Every call to ScriptApp.newTrigger(...).create() registers a new trigger entry, regardless of whether one already exists for the same function. Re-running your setup function — say, after tweaking the hour — stacks a second trigger on top of the first. After three iterations you have three daily runs, and the Triggers dashboard in the Apps Script editor is the only place that shows you this.

The fix is to delete any existing triggers for the target function before creating a new one, which is what the loop in the snippet above does. getHandlerFunction() returns the string name you passed to newTrigger(), so matching on 'myDailyJob' is exact.

A common mistake is calling the setup function from another trigger — say, a daily cleanup job that reinitializes everything. That creates a new trigger every day while the previous one persists. createDailyTrigger() should be called exactly once, manually, from the editor's Run menu.

Authorization and the first-run prompt

Time-based triggers run as the user who authorized the script. When you run createDailyTrigger() for the first time, Apps Script will prompt for OAuth consent if the script hasn't been authorized yet. You must complete that flow in the editor; the trigger will not run until authorization is granted.

If you later revoke access (via myaccount.google.com/permissions) or the OAuth token expires due to a password change or policy rotation, the trigger silently fails. You will see a failure email from apps-scripts-notify@google.com with a vague 'Authorization is required' message. The fix is to open the script, run any function manually to re-trigger the consent flow, and re-authorize.

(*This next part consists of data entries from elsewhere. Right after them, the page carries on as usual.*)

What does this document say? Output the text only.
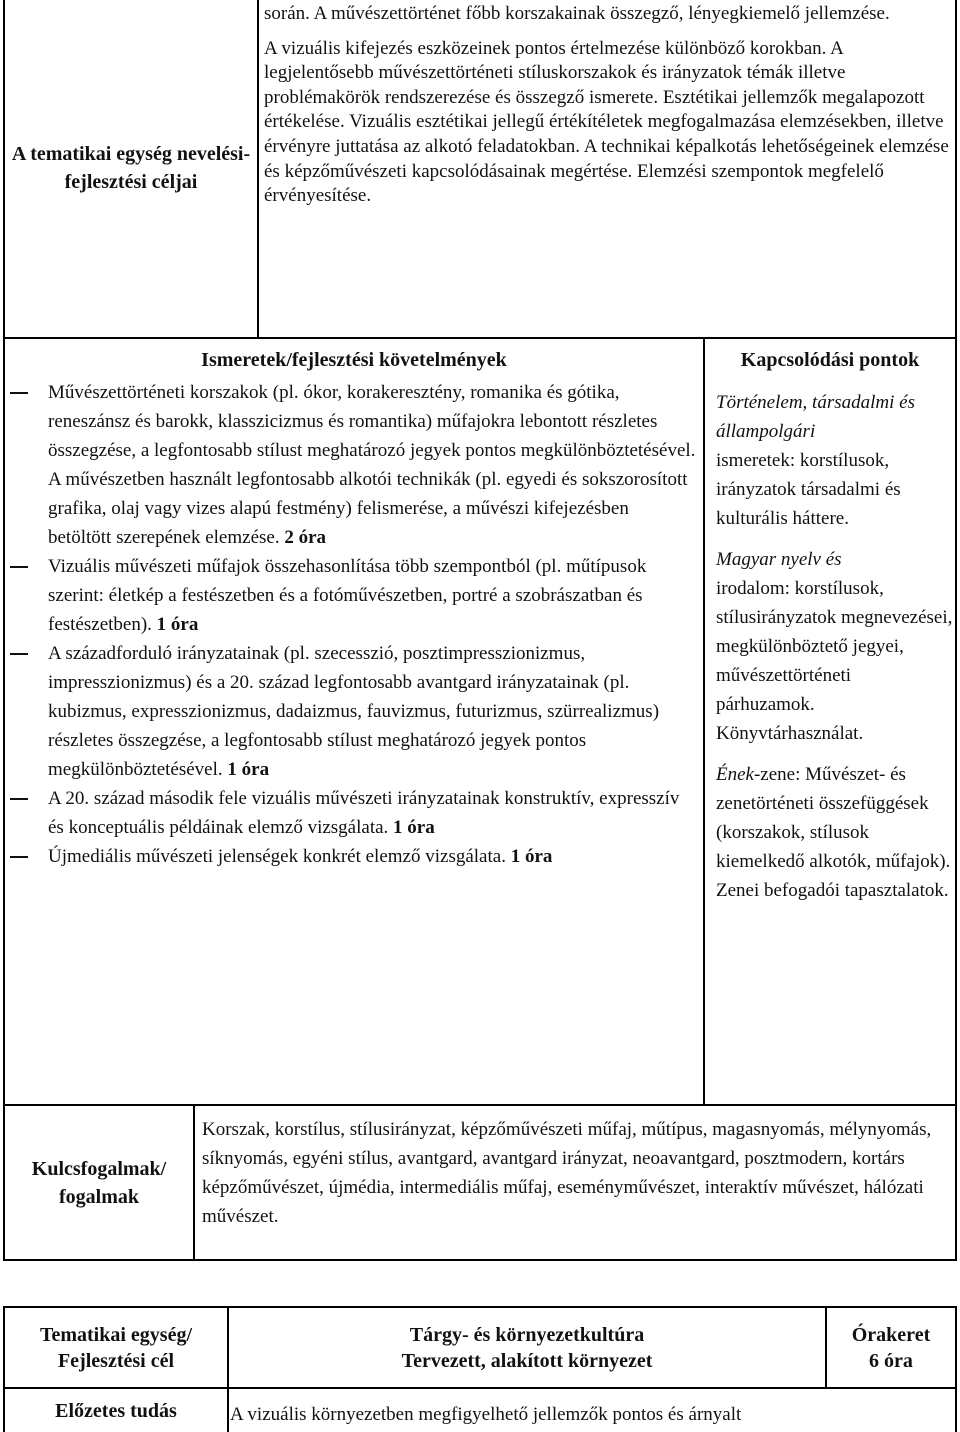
A tematikai egység nevelési-fejlesztési céljai

során. A művészettörténet főbb korszakainak összegző, lényegkiemelő jellemzése.

A vizuális kifejezés eszközeinek pontos értelmezése különböző korokban. A legjelentősebb művészettörténeti stíluskorszakok és irányzatok témák illetve problémakörök rendszerezése és összegző ismerete. Esztétikai jellemzők megalapozott értékelése. Vizuális esztétikai jellegű értékítéletek megfogalmazása elemzésekben, illetve érvényre juttatása az alkotó feladatokban. A technikai képalkotás lehetőségeinek elemzése és képzőművészeti kapcsolódásainak megértése. Elemzési szempontok megfelelő érvényesítése.

Ismeretek/fejlesztési követelmények	Kapcsolódási pontok
Művészettörténeti korszakok (pl. ókor, korakeresztény, romanika és gótika, reneszánsz és barokk, klasszicizmus és romantika) műfajokra lebontott részletes összegzése, a legfontosabb stílust meghatározó jegyek pontos megkülönböztetésével. A művészetben használt legfontosabb alkotói technikák (pl. egyedi és sokszorosított grafika, olaj vagy vizes alapú festmény) felismerése, a művészi kifejezésben betöltött szerepének elemzése. 2 óra
Vizuális művészeti műfajok összehasonlítása több szempontból (pl. műtípusok szerint: életkép a festészetben és a fotóművészetben, portré a szobrászatban és festészetben). 1 óra
A századforduló irányzatainak (pl. szecesszió, posztimpresszionizmus, impresszionizmus) és a 20. század legfontosabb avantgard irányzatainak (pl. kubizmus, expresszionizmus, dadaizmus, fauvizmus, futurizmus, szürrealizmus) részletes összegzése, a legfontosabb stílust meghatározó jegyek pontos megkülönböztetésével. 1 óra
A 20. század második fele vizuális művészeti irányzatainak konstruktív, expresszív és konceptuális példáinak elemző vizsgálata. 1 óra
Újmediális művészeti jelenségek konkrét elemző vizsgálata. 1 óra

Történelem, társadalmi és állampolgári
ismeretek: korstílusok, irányzatok társadalmi és kulturális háttere.

Magyar nyelv és
irodalom: korstílusok, stílusirányzatok megnevezései, megkülönböztető jegyei, művészettörténeti párhuzamok. Könyvtárhasználat.

Ének-zene: Művészet- és zenetörténeti összefüggések (korszakok, stílusok kiemelkedő alkotók, műfajok). Zenei befogadói tapasztalatok.

Kulcsfogalmak/ fogalmak
Korszak, korstílus, stílusirányzat, képzőművészeti műfaj, műtípus, magasnyomás, mélynyomás, síknyomás, egyéni stílus, avantgard, avantgard irányzat, neoavantgard, posztmodern, kortárs képzőművészet, újmédia, intermediális műfaj, eseményművészet, interaktív művészet, hálózati művészet.
Tematikai egység/
Fejlesztési cél
Tárgy- és környezetkultúra
Tervezett, alakított környezet
Órakeret
6 óra
Előzetes tudás	A vizuális környezetben megfigyelhető jellemzők pontos és árnyalt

Scripts attached to a Workspace account (G Suite / Google Workspace) may also hit domain administrator restrictions on which OAuth scopes are allowed. If your trigger stops firing after an org policy change, check the Admin console under Security > API controls before assuming the script is broken.

FAQ

Why did my script run twice today?

You have duplicate triggers. Open the Apps Script editor, click the clock icon (Triggers) in the left sidebar, and look for multiple entries pointing to the same handler function. Delete all but one. This happens when you run the setup function more than once without deleting the existing trigger first.

Can I make atHour fire at exactly 8:15 instead of somewhere in the 8 AM window?

No. atHour(8) gives you a one-hour window; Apps Script offers no minute-level precision for time-based triggers. For exact timing you need Cloud Scheduler (cron syntax, minute precision) calling an Apps Script deployment via its web app URL, or a Cloud Function.

The trigger is listed but my function never runs — what's wrong?

Check three things in order: (1) the function name string passed to newTrigger() matches the actual function name exactly, case included; (2) the script is authorized — run it manually once to confirm no auth prompt appears; (3) look at the trigger execution log (Executions in the left sidebar) for error messages, which are often more specific than the failure email.

How do I set the timezone the trigger uses?

In the Apps Script editor, go to Project Settings (gear icon) and set the Time zone field. This is a per-project setting and affects all time-based triggers in that script. It is separate from the spreadsheet's locale timezone if this script is container-bound to a Sheet.